No es muy difícil conectar las tres escenas, por más que confesemos a María como inmaculada, porque en ella, lo mismo que en la iglesia y lo mismo que en la humanidad el Hijo de Dios se quiere dar a luz. Si se puede decir esto, José se convierte en guía de la mirada de nuestro corazón, que apesadumbrado en un principio acoge la vida que llega cuidando a quien la porta, aunque no le guste la situación. ¿No es esta la forma de recibir no solo la Navidad histórica donde Dios selló un pacto eterno con nosotros, sino la Navidad eclesial de cada día y la que esperamos se dé a luz en la humanidad entera?

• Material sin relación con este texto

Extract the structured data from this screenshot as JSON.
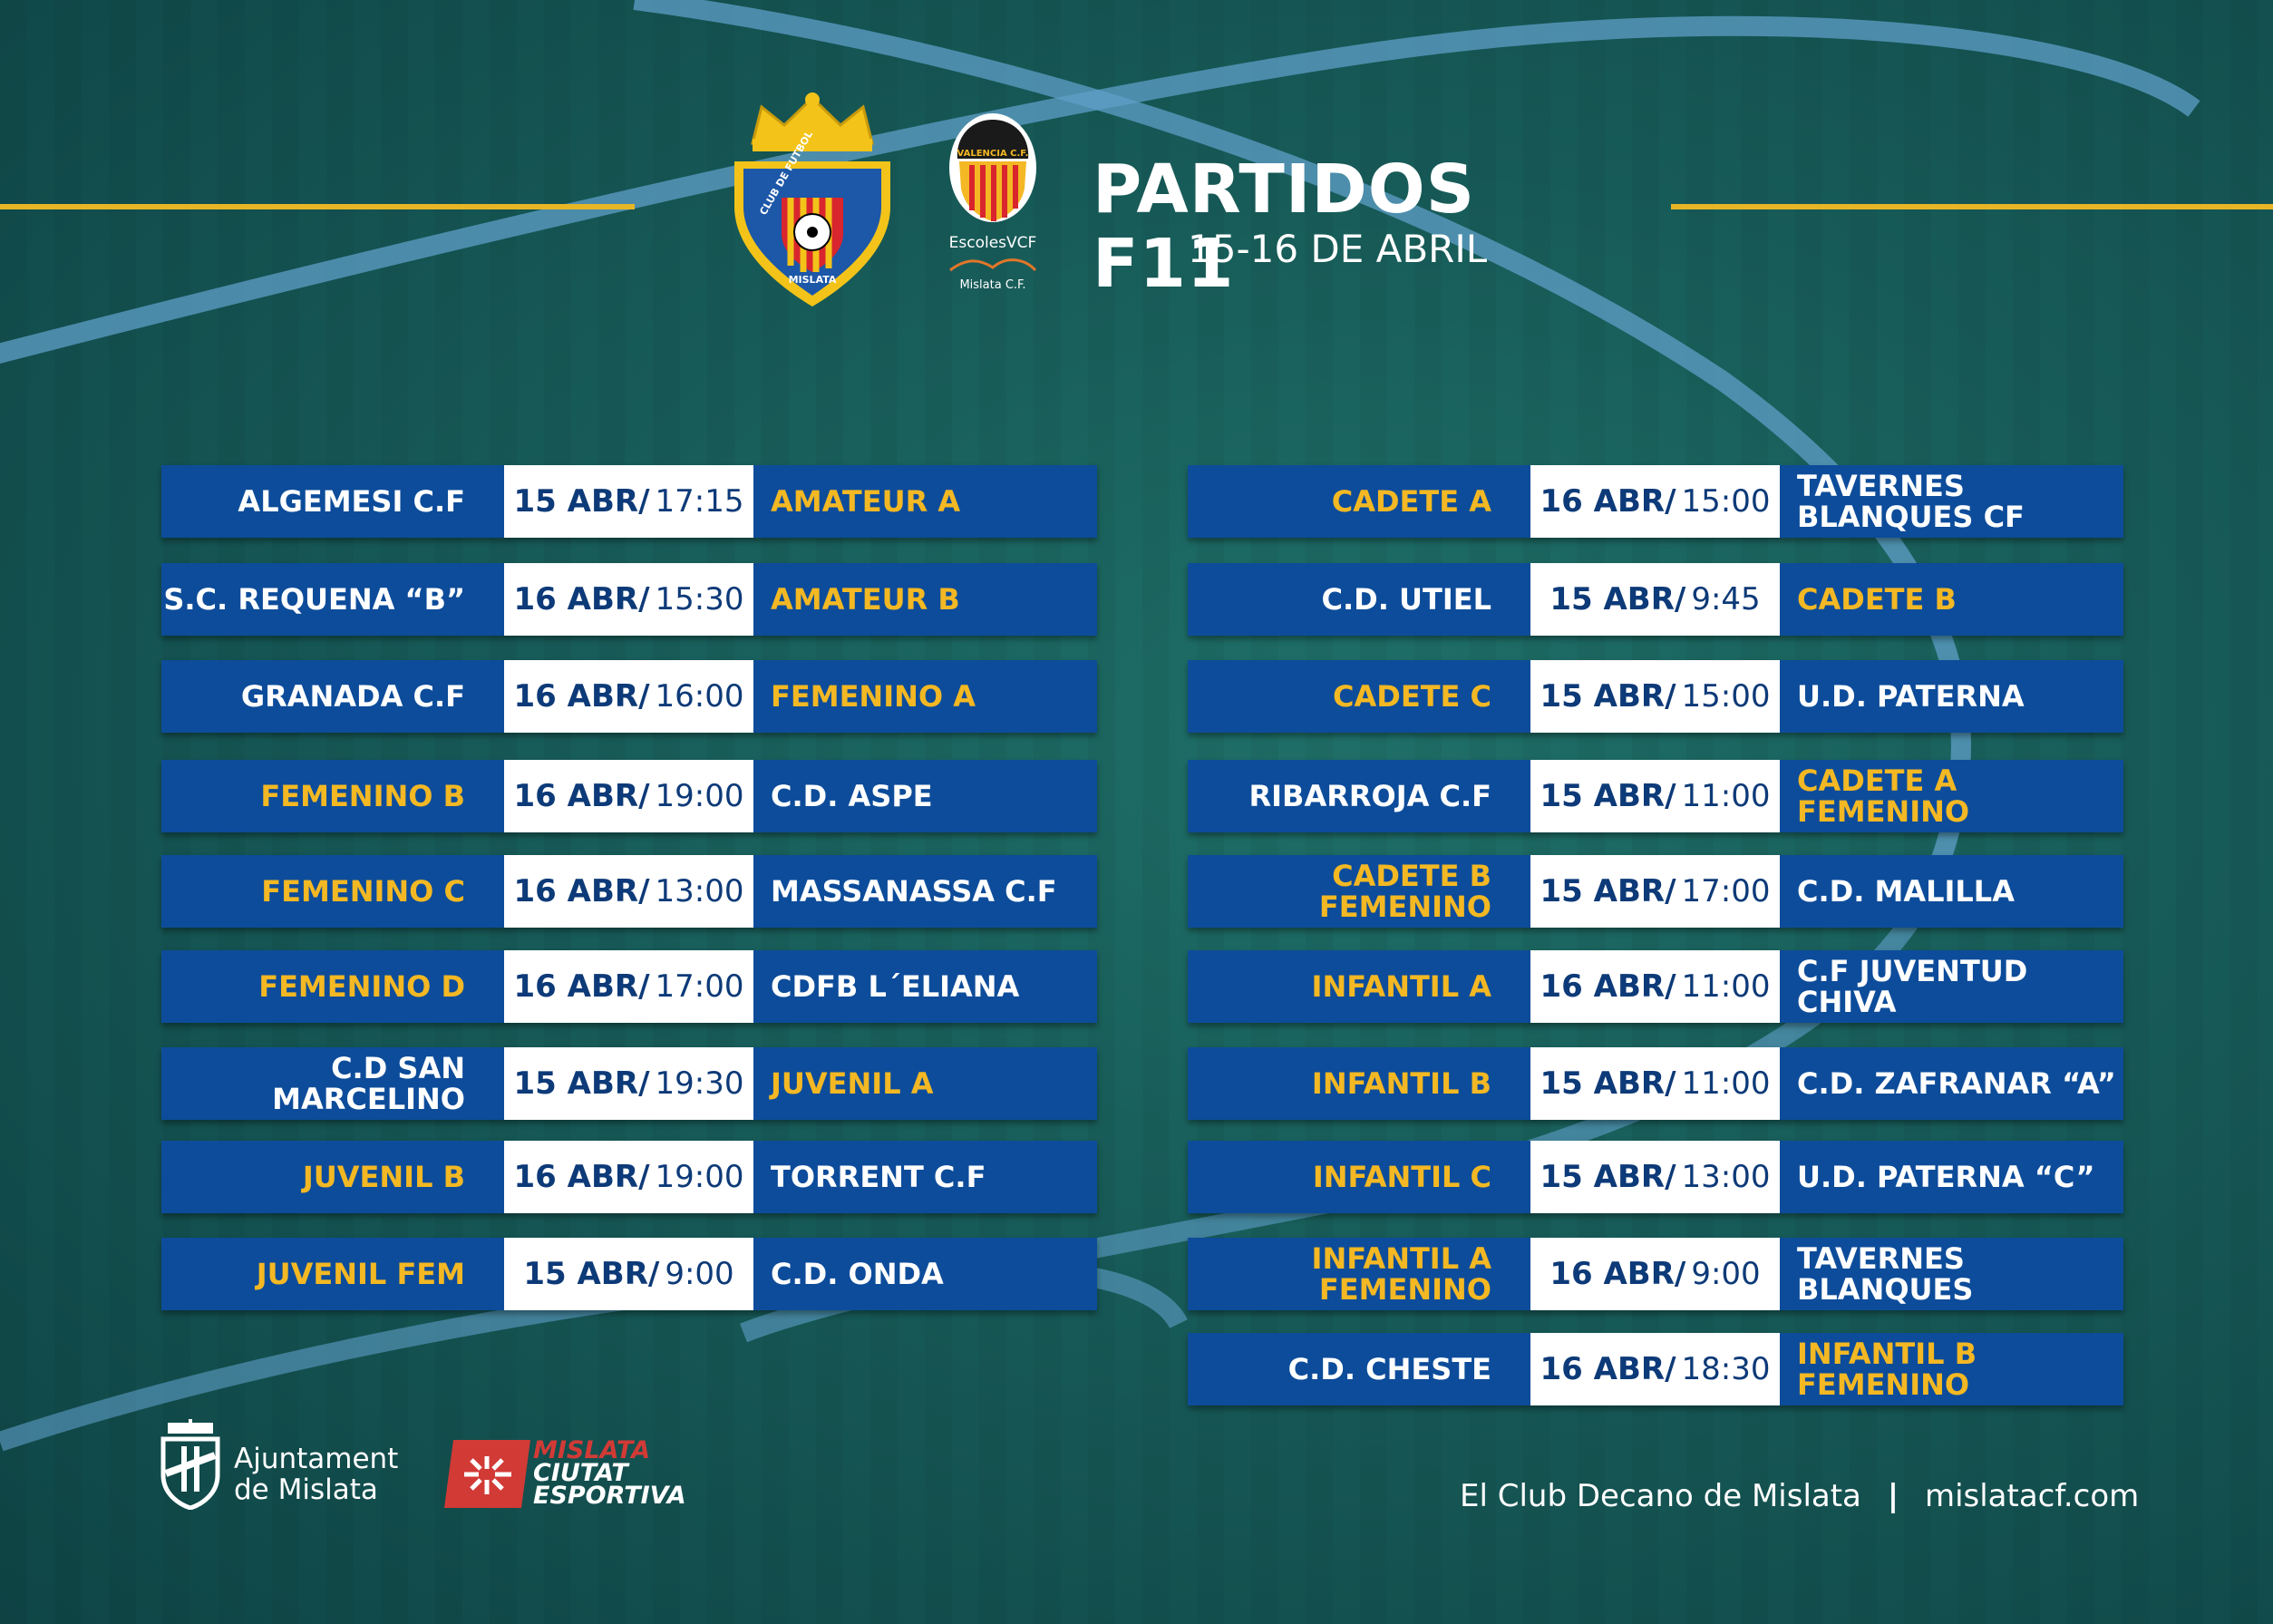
{
  "header": {
    "title": "PARTIDOS F11",
    "subtitle": "15-16 DE ABRIL",
    "crest_top_text": "CLUB DE FUTBOL",
    "crest_bottom_text": "MISLATA",
    "vcf_badge_text": "VALENCIA C.F.",
    "vcf_line1": "EscolesVCF",
    "vcf_line2": "Mislata C.F."
  },
  "colors": {
    "accent_gold": "#f3b823",
    "row_blue": "#0d4c9a",
    "date_text": "#0d3a78",
    "field_green": "#175b58"
  },
  "left_matches": [
    {
      "home": "ALGEMESI C.F",
      "day": "15 ABR/",
      "time": "17:15",
      "away": "AMATEUR A",
      "club_side": "away"
    },
    {
      "home": "S.C. REQUENA “B”",
      "day": "16 ABR/",
      "time": "15:30",
      "away": "AMATEUR B",
      "club_side": "away"
    },
    {
      "home": "GRANADA C.F",
      "day": "16 ABR/",
      "time": "16:00",
      "away": "FEMENINO A",
      "club_side": "away"
    },
    {
      "home": "FEMENINO B",
      "day": "16 ABR/",
      "time": "19:00",
      "away": "C.D. ASPE",
      "club_side": "home"
    },
    {
      "home": "FEMENINO C",
      "day": "16 ABR/",
      "time": "13:00",
      "away": "MASSANASSA C.F",
      "club_side": "home"
    },
    {
      "home": "FEMENINO D",
      "day": "16 ABR/",
      "time": "17:00",
      "away": "CDFB L´ELIANA",
      "club_side": "home"
    },
    {
      "home": "C.D SAN MARCELINO",
      "day": "15 ABR/",
      "time": "19:30",
      "away": "JUVENIL A",
      "club_side": "away"
    },
    {
      "home": "JUVENIL B",
      "day": "16 ABR/",
      "time": "19:00",
      "away": "TORRENT C.F",
      "club_side": "home"
    },
    {
      "home": "JUVENIL  FEM",
      "day": "15 ABR/",
      "time": "9:00",
      "away": "C.D. ONDA",
      "club_side": "home"
    }
  ],
  "right_matches": [
    {
      "home": "CADETE A",
      "day": "16 ABR/",
      "time": "15:00",
      "away": "TAVERNES BLANQUES CF",
      "club_side": "home"
    },
    {
      "home": "C.D. UTIEL",
      "day": "15 ABR/",
      "time": "9:45",
      "away": "CADETE B",
      "club_side": "away"
    },
    {
      "home": "CADETE C",
      "day": "15 ABR/",
      "time": "15:00",
      "away": "U.D. PATERNA",
      "club_side": "home"
    },
    {
      "home": "RIBARROJA C.F",
      "day": "15 ABR/",
      "time": "11:00",
      "away": "CADETE A FEMENINO",
      "club_side": "away"
    },
    {
      "home": "CADETE B FEMENINO",
      "day": "15 ABR/",
      "time": "17:00",
      "away": "C.D. MALILLA",
      "club_side": "home"
    },
    {
      "home": "INFANTIL A",
      "day": "16 ABR/",
      "time": "11:00",
      "away": "C.F JUVENTUD CHIVA",
      "club_side": "home"
    },
    {
      "home": "INFANTIL B",
      "day": "15 ABR/",
      "time": "11:00",
      "away": "C.D. ZAFRANAR “A”",
      "club_side": "home"
    },
    {
      "home": "INFANTIL C",
      "day": "15 ABR/",
      "time": "13:00",
      "away": "U.D. PATERNA “C”",
      "club_side": "home"
    },
    {
      "home": "INFANTIL A FEMENINO",
      "day": "16 ABR/",
      "time": "9:00",
      "away": "TAVERNES BLANQUES",
      "club_side": "home"
    },
    {
      "home": "C.D. CHESTE",
      "day": "16 ABR/",
      "time": "18:30",
      "away": "INFANTIL B FEMENINO",
      "club_side": "away"
    }
  ],
  "footer": {
    "ajuntament_line1": "Ajuntament",
    "ajuntament_line2": "de Mislata",
    "mislata_line1": "MISLATA",
    "mislata_line2": "CIUTAT",
    "mislata_line3": "ESPORTIVA",
    "slogan": "El Club Decano de Mislata",
    "separator": "|",
    "website": "mislatacf.com"
  }
}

¿No es así como Dios nos invita a acoger su amor que se nos entrega, una y otra vez, por más le defraudemos? ¿Y no es la encarnación siempre un parto entre tinieblas por más que lo vistamos de espumillón?
Tenemos unos días para prepararnos y mirar a María, a la Iglesia y a la humanidad preñadas de Dios mismo y decidir que la celebración de la Navidad sea un impulso para acrecentar nuestra fe no solo en Dios, sino, de su mano, en nosotros mismos, en la Iglesia y en la humanidad. ¡Qué falta nos hace empaparnos de este sentimiento de fe que Dios le pide a José y que él vive cuando mira a la humanidad y expresa de manera sobreabundante en su encarnación!



En esta pintura ARCABAS representa el sueño de José. Este ángel (como los que pinta en sus anunciaciones) no es una figura apacible, más bien parece un ser ardiente que viene a prender fuego a la vida de José (¡Recuerda tanto el deseo de Jesús!) Susanna Tamaro tituló un libro autobiográfico, en el que trataba la difícil relación con su padre, Todo ángel es terrible. Y quizá esto sea más apropiado que la serenidad tan dulzona con la que los dibujamos, porque lo que traen siempre los ángeles es la palabra viva de Dios que descompone muchos de nuestros apaños y expectativas, y no pocas veces nos saca de quicio solo escucharla, aunque acogerla sea lo mejor que nos puede pasar. En esto nuestros guías son María y José.